Another doorstopper, 465 pages this time. Just as well I was on holiday.

I’m not quite sure about this book. The characters are not so distinctive as they were in Robson‘s earlier novel Silver Screen. This may be because the plot is rattling along, a factor which unfortunately involves a lot of info dumping, and Robson may have invested more of her efforts in those directions. Also back stories are filled in on occasion, a habit which I dislike, but, hey, she’s up there with Mailer on that one.

The science-fictional element is two-fold; a kind of nanotech virus software (MappaWare) which can affect the brain (“stir its contents with a spoon” – effectively resetting people, then) and a 100% replication delivery system.
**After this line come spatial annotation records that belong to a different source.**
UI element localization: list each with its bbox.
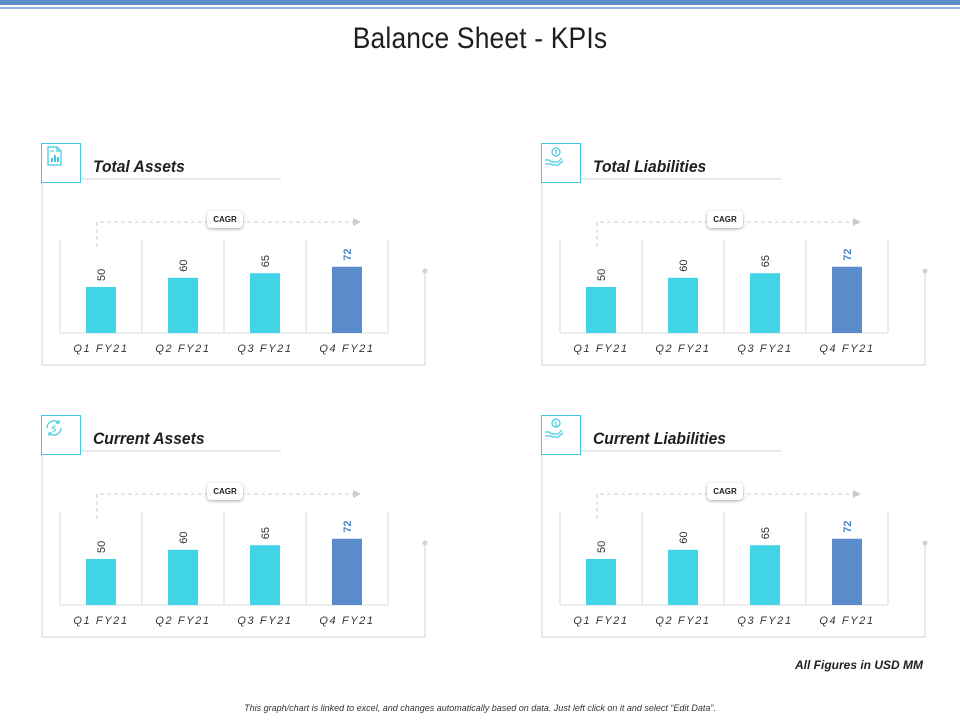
x-tick-label: Q1 FY21	[73, 343, 128, 355]
svg-text:$: $	[554, 420, 558, 428]
bar	[668, 549, 698, 605]
panel-title: Current Liabilities	[593, 429, 726, 448]
bar	[832, 538, 862, 605]
panel-frame	[541, 183, 926, 366]
kpi-panel-current-assets: 50 Q1 FY21 60 Q2 FY21 65 Q3 FY21 72 Q4 FY21 $ C…	[41, 415, 433, 643]
cagr-arrow-head	[353, 490, 361, 498]
excel-footnote: This graph/chart is linked to excel, and…	[244, 703, 716, 713]
cagr-arrow-head	[853, 218, 861, 226]
cagr-label: CAGR	[707, 211, 743, 228]
x-tick-label: Q1 FY21	[573, 343, 628, 355]
total-liabilities-chart: 50 Q1 FY21 60 Q2 FY21 65 Q3 FY21 72 Q4 FY21	[541, 178, 928, 366]
bar	[332, 538, 362, 605]
cagr-arrow-head	[353, 218, 361, 226]
x-tick-label: Q1 FY21	[573, 615, 628, 627]
document-chart-icon	[41, 143, 81, 183]
dollar-cycle-icon: $	[41, 415, 81, 455]
bar-value-label: 50	[596, 269, 608, 281]
bar-value-label: 60	[678, 260, 690, 272]
x-tick-label: Q1 FY21	[73, 615, 128, 627]
bar	[586, 287, 616, 333]
bar	[332, 266, 362, 333]
frame-dot	[422, 540, 428, 546]
cagr-label: CAGR	[207, 211, 243, 228]
kpi-panel-total-assets: 50 Q1 FY21 60 Q2 FY21 65 Q3 FY21 72 Q4 FY21 Tot…	[41, 143, 433, 371]
x-tick-label: Q3 FY21	[737, 343, 792, 355]
bar-value-label: 50	[96, 541, 108, 553]
bar-value-label: 50	[596, 541, 608, 553]
bar	[668, 277, 698, 333]
x-tick-label: Q2 FY21	[155, 343, 210, 355]
x-tick-label: Q2 FY21	[655, 343, 710, 355]
x-tick-label: Q2 FY21	[155, 615, 210, 627]
bar-value-label: 72	[842, 249, 854, 261]
bar	[250, 545, 280, 605]
cagr-label: CAGR	[707, 483, 743, 500]
bar-value-label: 65	[760, 255, 772, 267]
bar-value-label: 60	[178, 260, 190, 272]
kpi-panel-total-liabilities: 50 Q1 FY21 60 Q2 FY21 65 Q3 FY21 72 Q4 FY21 Tot…	[541, 143, 933, 371]
hand-dollar-coin-icon: $	[541, 415, 581, 455]
bar-value-label: 72	[342, 521, 354, 533]
bar-value-label: 60	[178, 532, 190, 544]
panel-frame	[541, 455, 926, 638]
x-tick-label: Q3 FY21	[737, 615, 792, 627]
frame-dot	[422, 268, 428, 274]
frame-dot	[922, 268, 928, 274]
bar	[168, 277, 198, 333]
panel-title: Total Liabilities	[593, 157, 707, 176]
x-tick-label: Q4 FY21	[819, 343, 874, 355]
bar	[832, 266, 862, 333]
top-accent-line	[0, 7, 960, 9]
x-tick-label: Q3 FY21	[237, 615, 292, 627]
bar	[250, 273, 280, 333]
cagr-arrow-head	[853, 490, 861, 498]
frame-dot	[922, 540, 928, 546]
cagr-arrow-line	[96, 221, 353, 247]
bar-value-label: 60	[678, 532, 690, 544]
x-tick-label: Q3 FY21	[237, 343, 292, 355]
svg-text:$: $	[51, 425, 57, 435]
total-assets-chart: 50 Q1 FY21 60 Q2 FY21 65 Q3 FY21 72 Q4 FY21	[41, 178, 428, 366]
bar-value-label: 50	[96, 269, 108, 281]
bar-value-label: 65	[260, 255, 272, 267]
bar	[750, 545, 780, 605]
x-tick-label: Q2 FY21	[655, 615, 710, 627]
bar	[586, 559, 616, 605]
x-tick-label: Q4 FY21	[819, 615, 874, 627]
top-accent-bar	[0, 0, 960, 5]
panel-frame	[41, 183, 426, 366]
bar-value-label: 65	[760, 527, 772, 539]
x-tick-label: Q4 FY21	[319, 615, 374, 627]
bar-value-label: 65	[260, 527, 272, 539]
current-assets-chart: 50 Q1 FY21 60 Q2 FY21 65 Q3 FY21 72 Q4 FY21	[41, 450, 428, 638]
bar	[168, 549, 198, 605]
bar	[750, 273, 780, 333]
units-note: All Figures in USD MM	[794, 658, 923, 672]
hand-money-bag-icon	[541, 143, 581, 183]
page-title: Balance Sheet - KPIs	[352, 22, 608, 55]
panel-title: Current Assets	[93, 429, 205, 448]
cagr-label: CAGR	[207, 483, 243, 500]
panel-title: Total Assets	[93, 157, 185, 176]
cagr-arrow-line	[596, 493, 853, 519]
cagr-arrow-line	[596, 221, 853, 247]
x-tick-label: Q4 FY21	[319, 343, 374, 355]
bar-value-label: 72	[842, 521, 854, 533]
kpi-panel-current-liabilities: 50 Q1 FY21 60 Q2 FY21 65 Q3 FY21 72 Q4 FY21 $ C…	[541, 415, 933, 643]
bar-value-label: 72	[342, 249, 354, 261]
current-liabilities-chart: 50 Q1 FY21 60 Q2 FY21 65 Q3 FY21 72 Q4 FY21	[541, 450, 928, 638]
bar	[86, 287, 116, 333]
bar	[86, 559, 116, 605]
cagr-arrow-line	[96, 493, 353, 519]
panel-frame	[41, 455, 426, 638]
The possibilities for bad uses of such a technology are obvious but some of the characters see also the good which could result.

Premature testing of all this stuff is the engine which sets the plot off but there are no fewer than seven “false starts” – establishing motivation for some of the characters – where earlier incidents in their lives are recounted, before we get down to the nitty-gritty.

There is plenty of spy story type skullduggery and betrayal (is this a Robson trait? – see my infinity plus review of Keeping It Real) an obligatory bit of sex but, surprisingly, not much violence; in the course of all of which two of the characters transcend humanity in a way which stretches credulity a touch.

It’s not an easy read, the ideas are too dense for that – but they are nevertheless followable. However, the major flaw, in a novel where questions of identity are central, is that the two characters most changed by MappaWare did not behave/read much differently after the change than they did before it.

Still, if you like near future techno-thriller type stuff with reasonable characterisation you won’t be disappointed.